About scATAnno

scATAnno is a Python-based workflow designed to annotate cell types in single-cell ATAC-seq (scATAC-seq) data based on scATAC-seq reference atlases. It addresses the challenges presented by scATAC-seq data, such as data sparsity, high dimensionality of epigenomic features, and the lack of marker enhancers for annotation. Unlike existing methods, scATAnno directly utilizes peaks or cis-regulatory element (CRE) genomic regions as input features without converting them into gene activity scores. It overcomes the high dimensionality by employing spectral embedding to transform the data into a low dimensional space. To create catalogs of CREs at the single-cell level, scATAnno uses the chromatin state profile of large-scale reference atlases to generate peak signals and reference peaks.
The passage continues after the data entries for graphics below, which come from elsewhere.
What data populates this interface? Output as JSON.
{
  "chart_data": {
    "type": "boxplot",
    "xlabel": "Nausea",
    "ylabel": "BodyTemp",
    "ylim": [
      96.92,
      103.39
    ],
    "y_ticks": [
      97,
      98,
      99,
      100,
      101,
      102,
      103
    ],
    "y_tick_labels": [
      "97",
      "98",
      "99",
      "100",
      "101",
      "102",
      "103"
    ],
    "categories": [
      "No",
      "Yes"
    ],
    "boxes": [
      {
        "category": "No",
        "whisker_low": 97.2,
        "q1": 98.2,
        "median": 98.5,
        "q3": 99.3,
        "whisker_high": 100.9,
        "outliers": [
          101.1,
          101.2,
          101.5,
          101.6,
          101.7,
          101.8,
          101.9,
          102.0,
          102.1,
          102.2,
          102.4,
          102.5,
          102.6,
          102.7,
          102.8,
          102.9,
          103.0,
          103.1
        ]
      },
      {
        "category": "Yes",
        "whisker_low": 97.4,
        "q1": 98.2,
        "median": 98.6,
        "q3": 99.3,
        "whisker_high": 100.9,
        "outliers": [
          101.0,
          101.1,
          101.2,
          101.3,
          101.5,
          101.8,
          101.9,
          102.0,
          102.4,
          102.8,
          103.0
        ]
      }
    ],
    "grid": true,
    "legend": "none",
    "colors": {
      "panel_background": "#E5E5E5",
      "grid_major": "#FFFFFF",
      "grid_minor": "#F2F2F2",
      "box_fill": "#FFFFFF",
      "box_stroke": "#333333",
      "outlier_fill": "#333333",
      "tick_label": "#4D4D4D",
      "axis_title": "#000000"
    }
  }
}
By integrating query data with reference atlases in an unsupervised manner, scATAnno enables accurate cell type annotation. It provides uncertainty score metrics to assess the confidence of cell-type assignment, including a K-Nearest Neighbor (KNN) uncertainty score and a weighted distance-based uncertainty score in a low dimensional space. The workflow has been demonstrated to be effective in multiple case studies, including peripheral blood mononuclear cells (PBMC), Triple Negative Breast Cancer (TNBC), and basal cell carcinoma (BCC). It accurately annotates cell types and identifies unknown cell populations not represented in the reference atlas. Additionally, scATAnno enables efficient cell type annotation across tumor conditions and accurately annotates tumor-infiltrating lymphocytes (TIL) in TNBC using a BCC TIL atlas.